La cure végétalienne proposée au sanatorium Monte Verità trouve vite un large public au-delà des sympathisants, mais la communauté est connue davantage encore pour être le berceau de la danse contemporaine. Parmi les nombreuses activités culturelles, en plus de soirées dédiées aux discussions et aux concerts, les classes de danse et les performances chorégraphiques sont à l’avant-garde. La colonie du Tessin accueille Émile Jacques-Dalcroze (1865 - 1950), inventeur de la gymnastique rythmique, Rudolf von Laban (1879 - 1958), chorégraphe et théoricien, rénovateur de la danse moderne, ou les danseuses Isadora Duncan (1877 - 1927) et Mary Wigman (1886 - 1973).

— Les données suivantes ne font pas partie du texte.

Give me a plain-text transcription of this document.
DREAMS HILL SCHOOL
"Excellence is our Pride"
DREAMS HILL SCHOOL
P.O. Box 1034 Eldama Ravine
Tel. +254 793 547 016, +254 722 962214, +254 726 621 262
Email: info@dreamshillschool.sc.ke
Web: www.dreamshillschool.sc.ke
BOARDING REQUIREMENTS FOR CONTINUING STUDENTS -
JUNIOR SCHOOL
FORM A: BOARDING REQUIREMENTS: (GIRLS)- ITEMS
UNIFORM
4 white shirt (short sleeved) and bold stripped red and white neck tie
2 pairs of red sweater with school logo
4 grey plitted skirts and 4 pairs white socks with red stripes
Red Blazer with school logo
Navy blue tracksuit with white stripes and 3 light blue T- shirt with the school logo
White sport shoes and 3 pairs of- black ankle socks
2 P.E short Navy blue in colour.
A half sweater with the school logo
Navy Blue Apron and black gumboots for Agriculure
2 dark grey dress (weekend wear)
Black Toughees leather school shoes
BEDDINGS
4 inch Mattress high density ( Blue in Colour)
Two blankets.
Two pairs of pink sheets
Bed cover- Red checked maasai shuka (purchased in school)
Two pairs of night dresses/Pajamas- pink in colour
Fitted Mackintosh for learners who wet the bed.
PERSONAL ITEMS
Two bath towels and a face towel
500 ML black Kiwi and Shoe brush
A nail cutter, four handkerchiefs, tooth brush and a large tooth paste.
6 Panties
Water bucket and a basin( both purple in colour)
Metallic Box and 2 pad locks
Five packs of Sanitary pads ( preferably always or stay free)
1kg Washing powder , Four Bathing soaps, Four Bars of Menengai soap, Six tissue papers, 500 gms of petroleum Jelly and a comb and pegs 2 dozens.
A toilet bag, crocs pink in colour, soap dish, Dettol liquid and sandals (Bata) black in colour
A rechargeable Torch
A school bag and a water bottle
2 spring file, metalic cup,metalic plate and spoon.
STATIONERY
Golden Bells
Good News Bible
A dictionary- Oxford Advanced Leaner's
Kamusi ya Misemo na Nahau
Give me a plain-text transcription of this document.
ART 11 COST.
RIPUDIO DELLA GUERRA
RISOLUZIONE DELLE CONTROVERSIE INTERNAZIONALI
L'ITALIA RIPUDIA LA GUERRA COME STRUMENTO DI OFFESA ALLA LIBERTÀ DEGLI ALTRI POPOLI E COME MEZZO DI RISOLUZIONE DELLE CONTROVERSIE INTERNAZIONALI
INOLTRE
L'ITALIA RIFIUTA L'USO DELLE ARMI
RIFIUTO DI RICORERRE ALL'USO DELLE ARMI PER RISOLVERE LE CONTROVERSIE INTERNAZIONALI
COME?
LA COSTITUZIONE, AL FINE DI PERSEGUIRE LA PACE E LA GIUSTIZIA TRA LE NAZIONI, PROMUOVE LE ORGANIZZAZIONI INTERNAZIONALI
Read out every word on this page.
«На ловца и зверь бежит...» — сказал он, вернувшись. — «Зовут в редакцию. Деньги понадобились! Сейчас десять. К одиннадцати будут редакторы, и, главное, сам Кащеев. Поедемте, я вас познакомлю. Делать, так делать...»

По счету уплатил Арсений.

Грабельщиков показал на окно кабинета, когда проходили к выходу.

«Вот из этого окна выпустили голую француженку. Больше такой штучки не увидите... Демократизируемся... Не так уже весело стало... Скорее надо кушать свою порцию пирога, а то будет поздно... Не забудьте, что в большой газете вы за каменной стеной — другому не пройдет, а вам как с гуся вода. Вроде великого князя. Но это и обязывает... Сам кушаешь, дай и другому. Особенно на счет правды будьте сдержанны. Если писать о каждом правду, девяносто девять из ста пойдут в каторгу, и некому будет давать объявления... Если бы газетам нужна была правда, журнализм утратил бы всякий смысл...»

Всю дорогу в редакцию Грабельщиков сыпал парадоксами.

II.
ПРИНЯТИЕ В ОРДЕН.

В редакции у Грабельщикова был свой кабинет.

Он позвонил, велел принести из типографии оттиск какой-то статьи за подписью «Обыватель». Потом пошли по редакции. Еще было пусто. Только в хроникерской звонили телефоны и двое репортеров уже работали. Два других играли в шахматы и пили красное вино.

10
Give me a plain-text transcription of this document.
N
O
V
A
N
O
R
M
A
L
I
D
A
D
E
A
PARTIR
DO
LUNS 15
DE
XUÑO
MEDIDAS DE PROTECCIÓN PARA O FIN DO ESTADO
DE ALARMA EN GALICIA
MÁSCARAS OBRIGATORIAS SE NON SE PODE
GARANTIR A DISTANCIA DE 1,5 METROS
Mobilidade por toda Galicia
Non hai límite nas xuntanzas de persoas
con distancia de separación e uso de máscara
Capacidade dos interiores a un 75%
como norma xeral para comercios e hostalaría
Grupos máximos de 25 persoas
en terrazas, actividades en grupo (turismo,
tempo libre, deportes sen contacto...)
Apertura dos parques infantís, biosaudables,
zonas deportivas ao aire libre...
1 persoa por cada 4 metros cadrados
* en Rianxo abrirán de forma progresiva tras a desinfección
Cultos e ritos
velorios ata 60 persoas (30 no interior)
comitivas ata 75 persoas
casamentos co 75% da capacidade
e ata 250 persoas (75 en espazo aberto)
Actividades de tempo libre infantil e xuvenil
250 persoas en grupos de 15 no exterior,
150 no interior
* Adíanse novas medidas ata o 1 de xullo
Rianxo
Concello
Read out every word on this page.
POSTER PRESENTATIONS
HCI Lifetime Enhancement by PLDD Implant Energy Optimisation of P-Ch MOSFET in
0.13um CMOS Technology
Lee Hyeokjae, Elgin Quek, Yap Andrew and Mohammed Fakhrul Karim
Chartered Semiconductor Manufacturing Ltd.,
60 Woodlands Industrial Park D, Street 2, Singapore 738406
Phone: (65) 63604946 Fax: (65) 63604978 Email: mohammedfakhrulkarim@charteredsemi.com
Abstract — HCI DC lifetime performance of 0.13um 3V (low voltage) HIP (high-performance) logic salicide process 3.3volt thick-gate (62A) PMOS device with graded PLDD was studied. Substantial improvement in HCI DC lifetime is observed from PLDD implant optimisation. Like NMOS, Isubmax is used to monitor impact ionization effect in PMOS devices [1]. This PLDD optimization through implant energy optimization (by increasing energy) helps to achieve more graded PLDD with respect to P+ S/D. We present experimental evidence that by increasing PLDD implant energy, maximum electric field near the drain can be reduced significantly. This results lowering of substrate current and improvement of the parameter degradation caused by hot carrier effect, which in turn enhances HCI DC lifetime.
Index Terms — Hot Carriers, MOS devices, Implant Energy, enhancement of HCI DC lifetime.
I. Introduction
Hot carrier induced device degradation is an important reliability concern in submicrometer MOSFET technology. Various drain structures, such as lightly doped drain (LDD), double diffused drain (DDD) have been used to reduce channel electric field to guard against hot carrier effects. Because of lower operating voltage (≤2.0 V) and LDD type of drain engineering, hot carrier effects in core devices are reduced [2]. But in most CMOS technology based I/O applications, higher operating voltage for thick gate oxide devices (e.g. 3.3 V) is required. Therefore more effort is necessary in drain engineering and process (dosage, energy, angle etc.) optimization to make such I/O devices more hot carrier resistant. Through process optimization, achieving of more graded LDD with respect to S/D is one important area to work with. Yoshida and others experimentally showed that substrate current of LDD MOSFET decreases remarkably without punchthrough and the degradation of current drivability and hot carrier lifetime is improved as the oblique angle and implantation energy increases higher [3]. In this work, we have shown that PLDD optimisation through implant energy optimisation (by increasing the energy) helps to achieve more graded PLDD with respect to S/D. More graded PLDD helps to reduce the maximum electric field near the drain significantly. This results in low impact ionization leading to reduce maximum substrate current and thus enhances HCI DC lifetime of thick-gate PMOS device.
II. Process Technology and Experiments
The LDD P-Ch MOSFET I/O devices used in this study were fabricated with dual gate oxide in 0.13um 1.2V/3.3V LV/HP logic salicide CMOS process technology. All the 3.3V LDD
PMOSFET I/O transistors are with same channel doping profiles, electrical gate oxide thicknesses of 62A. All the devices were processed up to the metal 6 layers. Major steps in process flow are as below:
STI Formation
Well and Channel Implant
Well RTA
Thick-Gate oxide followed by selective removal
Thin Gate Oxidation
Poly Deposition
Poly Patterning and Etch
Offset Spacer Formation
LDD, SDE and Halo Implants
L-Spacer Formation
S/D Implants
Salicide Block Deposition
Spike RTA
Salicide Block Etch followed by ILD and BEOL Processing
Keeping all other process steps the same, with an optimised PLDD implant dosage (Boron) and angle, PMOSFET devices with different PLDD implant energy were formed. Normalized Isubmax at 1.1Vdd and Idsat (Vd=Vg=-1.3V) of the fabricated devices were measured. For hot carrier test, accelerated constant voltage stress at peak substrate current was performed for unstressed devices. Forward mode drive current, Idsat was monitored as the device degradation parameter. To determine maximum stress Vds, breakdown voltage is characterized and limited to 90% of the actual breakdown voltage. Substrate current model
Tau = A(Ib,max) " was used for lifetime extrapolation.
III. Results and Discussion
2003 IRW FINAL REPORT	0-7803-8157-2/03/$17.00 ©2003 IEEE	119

Monte Verità est d’abord une curiosité pour les habitants du village de pêcheurs d'Ascona, lorsque les membres en sandales vêtus de laine non dégraissée s’y aventurent. La colonie devient ensuite une destination pour des voyageurs de toute l'Europe attirés par ce foyer intellectuel inhabituel. L’engouement suscité par Monte Verità devient mondial avec la publication en 1906 d'un livre d’Ida Hofmann, L’histoire vraie et sans fabulation du Monte Verità, qui construit un véritable mythe. En plus du monde des arts, nombreux sont les penseurs libertaires qui fréquentent alors Monte Verità, comme l’écrivain Herman Hesse, le philosophe Martin Buber, Otto Gross, le pionnier de la révolution sexuelle, le penseur social autrichien Rudolf Steiner, fondateur de l’anthroposophie ou le philosophe Jiddu Krishnamurti, promoteur de l’éducation alternative.

L’écrivain Erich Mühsam (1878 - 1934), futur acteur de la révolution allemande de 1918, membre depuis 1904, publie sur la communauté des articles élogieux puis polémiques. Pour lui la communauté n'est pas assez radicale ni auto-suffisante. Il est vrai que devant l’afflux de visiteurs, le végétalisme n’est plus la priorité. Sur le plan de l'organisation sociale et économique, Henri Oedenkoven reste, en bourgeois, propriétaire de la terre. Certains principes fondateurs sont mal appliqués : le matriarcat est mis entre parenthèses dès que les femmes ont des enfants ; elles sont alors confinées aux tâches domestiques.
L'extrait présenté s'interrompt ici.